Sunday, 20 September 2015

Day 278 off Topical Steroids: Turning a Corner?

I'm now in my tenth month of my withdrawal and within the last few weeks I've started doing much better (I literally never thought I would be able to write that).

I barely even know where to begin for this post...

I guess I'll start with the condition of my face. Just over a month back my face was still giving me hell and I got so sick of the horrific cycling of red raw- oozy face to skin peeling off every 24 hours that I decided it was time to try zinc oxide paste on my face. Holy cow was that a game changer. Within two days my face had improved tremendously and within a week was the best it had been all year. To my dismay this only lasted a few days and I watched as it slowly descended back into a red horrible flare and I assumed I wouldn't experience any more improvements for months to come.

It's not often I enjoy being wrong :)

I carried on using the zinc paste and within a week the flare had died down significantly (not perfect, but still much better). Since this my face has cycled through 'flares' and 'breaks' maybe four times, with each flare getting less intense and easier to bear, and with each break my face being even better, the shedding and oozing was still happening, but I could see it was becoming less and less intense until this week I realised I wake up and my skin has not oozed at all, and instead of my face shedding huge flakes, it's just a fine layer of dry skin which I can exfoliate off with very little inflammation to follow. Basically this is the most nomal my face had looked all year and I can't believe how fast the improvement came about. 

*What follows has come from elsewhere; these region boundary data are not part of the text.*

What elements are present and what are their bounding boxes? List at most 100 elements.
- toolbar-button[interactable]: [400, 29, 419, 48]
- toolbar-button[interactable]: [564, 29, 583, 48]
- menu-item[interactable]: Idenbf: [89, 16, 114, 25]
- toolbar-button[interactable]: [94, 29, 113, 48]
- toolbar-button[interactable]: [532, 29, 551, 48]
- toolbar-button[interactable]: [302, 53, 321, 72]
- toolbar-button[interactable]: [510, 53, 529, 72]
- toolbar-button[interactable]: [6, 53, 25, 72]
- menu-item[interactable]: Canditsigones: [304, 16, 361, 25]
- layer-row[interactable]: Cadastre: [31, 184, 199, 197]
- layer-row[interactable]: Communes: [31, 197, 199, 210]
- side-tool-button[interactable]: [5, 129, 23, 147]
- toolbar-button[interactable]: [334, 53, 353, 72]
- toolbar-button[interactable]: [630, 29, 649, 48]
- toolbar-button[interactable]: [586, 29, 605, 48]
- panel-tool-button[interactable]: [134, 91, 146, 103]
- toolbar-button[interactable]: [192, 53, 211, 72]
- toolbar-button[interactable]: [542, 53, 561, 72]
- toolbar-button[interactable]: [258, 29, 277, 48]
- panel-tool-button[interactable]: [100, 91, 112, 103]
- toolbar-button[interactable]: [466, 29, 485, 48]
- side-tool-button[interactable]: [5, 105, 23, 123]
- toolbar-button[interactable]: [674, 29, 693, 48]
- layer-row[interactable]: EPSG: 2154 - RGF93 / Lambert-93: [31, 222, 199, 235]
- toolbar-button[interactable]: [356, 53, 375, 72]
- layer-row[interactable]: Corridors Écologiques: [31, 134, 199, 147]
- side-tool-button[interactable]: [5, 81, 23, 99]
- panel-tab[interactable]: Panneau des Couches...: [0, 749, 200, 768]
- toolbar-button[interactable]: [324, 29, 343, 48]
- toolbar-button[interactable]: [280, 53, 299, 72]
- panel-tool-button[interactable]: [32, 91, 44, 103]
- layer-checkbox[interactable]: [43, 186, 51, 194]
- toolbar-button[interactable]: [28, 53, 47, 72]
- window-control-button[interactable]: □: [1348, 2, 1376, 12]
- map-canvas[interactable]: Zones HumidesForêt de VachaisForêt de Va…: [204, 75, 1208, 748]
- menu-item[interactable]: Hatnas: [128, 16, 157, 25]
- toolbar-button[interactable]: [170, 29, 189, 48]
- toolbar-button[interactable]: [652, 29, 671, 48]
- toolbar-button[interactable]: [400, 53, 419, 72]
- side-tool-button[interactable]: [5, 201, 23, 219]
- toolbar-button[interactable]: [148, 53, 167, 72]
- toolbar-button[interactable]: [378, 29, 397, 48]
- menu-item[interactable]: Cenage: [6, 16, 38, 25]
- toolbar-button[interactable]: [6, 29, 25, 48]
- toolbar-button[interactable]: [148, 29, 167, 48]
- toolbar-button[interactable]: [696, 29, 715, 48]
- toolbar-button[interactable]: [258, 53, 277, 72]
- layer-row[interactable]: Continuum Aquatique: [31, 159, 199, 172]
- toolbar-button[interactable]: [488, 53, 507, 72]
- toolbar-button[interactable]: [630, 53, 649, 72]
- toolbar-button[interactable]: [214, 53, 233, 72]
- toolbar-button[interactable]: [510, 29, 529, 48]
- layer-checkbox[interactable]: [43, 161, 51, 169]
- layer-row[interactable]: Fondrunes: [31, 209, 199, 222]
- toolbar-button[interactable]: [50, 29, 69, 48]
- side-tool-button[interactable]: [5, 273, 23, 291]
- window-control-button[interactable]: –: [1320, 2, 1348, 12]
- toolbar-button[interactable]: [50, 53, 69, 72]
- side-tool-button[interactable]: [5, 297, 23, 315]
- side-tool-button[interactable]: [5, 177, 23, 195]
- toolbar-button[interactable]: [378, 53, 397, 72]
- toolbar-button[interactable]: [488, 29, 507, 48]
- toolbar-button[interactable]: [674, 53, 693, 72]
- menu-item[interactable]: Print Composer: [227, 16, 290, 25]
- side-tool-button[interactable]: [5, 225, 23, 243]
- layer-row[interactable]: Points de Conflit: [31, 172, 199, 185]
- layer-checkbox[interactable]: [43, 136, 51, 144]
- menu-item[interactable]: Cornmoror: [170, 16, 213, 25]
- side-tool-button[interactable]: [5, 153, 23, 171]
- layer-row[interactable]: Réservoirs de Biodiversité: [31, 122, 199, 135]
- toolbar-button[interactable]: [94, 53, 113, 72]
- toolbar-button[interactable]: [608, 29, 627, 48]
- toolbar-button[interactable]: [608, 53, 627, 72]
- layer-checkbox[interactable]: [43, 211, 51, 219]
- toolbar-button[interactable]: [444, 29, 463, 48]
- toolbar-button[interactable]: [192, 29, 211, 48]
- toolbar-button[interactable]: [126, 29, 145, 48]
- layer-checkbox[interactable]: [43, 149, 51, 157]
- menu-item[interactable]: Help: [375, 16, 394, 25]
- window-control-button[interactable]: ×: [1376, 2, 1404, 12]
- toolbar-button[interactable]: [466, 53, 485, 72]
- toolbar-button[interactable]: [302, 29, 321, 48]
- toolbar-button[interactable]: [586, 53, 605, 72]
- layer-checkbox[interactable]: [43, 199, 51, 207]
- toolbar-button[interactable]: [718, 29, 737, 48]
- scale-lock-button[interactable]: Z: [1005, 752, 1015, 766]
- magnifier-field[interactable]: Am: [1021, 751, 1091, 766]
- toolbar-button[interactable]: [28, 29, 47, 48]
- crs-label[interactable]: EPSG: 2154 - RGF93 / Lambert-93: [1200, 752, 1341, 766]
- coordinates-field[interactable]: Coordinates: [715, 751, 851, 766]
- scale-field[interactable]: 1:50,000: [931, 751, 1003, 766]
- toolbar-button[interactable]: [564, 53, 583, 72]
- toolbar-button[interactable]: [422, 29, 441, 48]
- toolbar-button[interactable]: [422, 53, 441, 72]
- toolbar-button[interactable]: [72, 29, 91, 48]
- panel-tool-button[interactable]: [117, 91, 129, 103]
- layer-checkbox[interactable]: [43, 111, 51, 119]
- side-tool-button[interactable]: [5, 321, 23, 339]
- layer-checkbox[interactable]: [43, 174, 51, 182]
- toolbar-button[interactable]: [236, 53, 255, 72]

The photos on the left I took only a few days ago, the bottom photos are what I look like first thing when I wake up and before I have a bath, the top photos are what I look like afte a bath with my skin cleaned up. Looking back, I can hardly believed what I managed to survive.

I have also achieved quite a few things that would have been impossible for me to do up until the last few weeks. I have been trying to exercise semi-regularly after essentially spending 9 months on the couch. I've been doing this at home on an exercise bike or the treadmill, but I've also started being able (and even wanting) to go outside for walkies! I am obviously weak and unfit and I usually get hot, itchy and sore when I do so, but it's so worth it and it's all becoming easier.

The biggest achievement for me was going out in public for the first time all year to go out for coffee with my amazing, wonderful and all-around lovely partner Tomas! It was the first time we were able to spend time together out of the house all year. 


Ahhh he's so cute :)

I was very self-conscious and I wasn't able to stay out for very long, when I got home I was also shaking like a leaf from the anxiety, but I was able to calm down, then go out again to visit my Nan who I have missed so much this year.

I've made it out several other times just for quick errands like picking up some things from the supermarket or Bunnings. I'm also working on being more social, managing to spend about an hour at a friends' for a BBQ, and spending all day recently with my best friend while she was visiting from Canberra.

So even though I'm doing a bajillion times better, there are still a lot of things I'm still struggling with.

I'm still crazy itchy and sore all the time, especially on my arms, chest, shoulders and neck. My hands have been driving me crazy, being ridiculously itchy and dry, and often tear open and form tiny, painful cracks.


My face still also gets crazy itchy and I need to reapply the zinc balm several times a day to stay comfortable. For some reason, I'm also insanely tired pretty much all the time, even if I've managed to sleep fairly well.

I'm also starting to feel the dull ache of boredom. It has just turned Spring here in Tassie and the weather has been lovely and so I'm getting pretty frustrated as I really want to be outside doing fun things and yet I'm still pretty limited in what I can do. But yeah, I'm working on doing more things, and there are much worse things that I could be dealing with, so I'm ok really.

Anyway, I'm thrilled that I am able to give a positive update!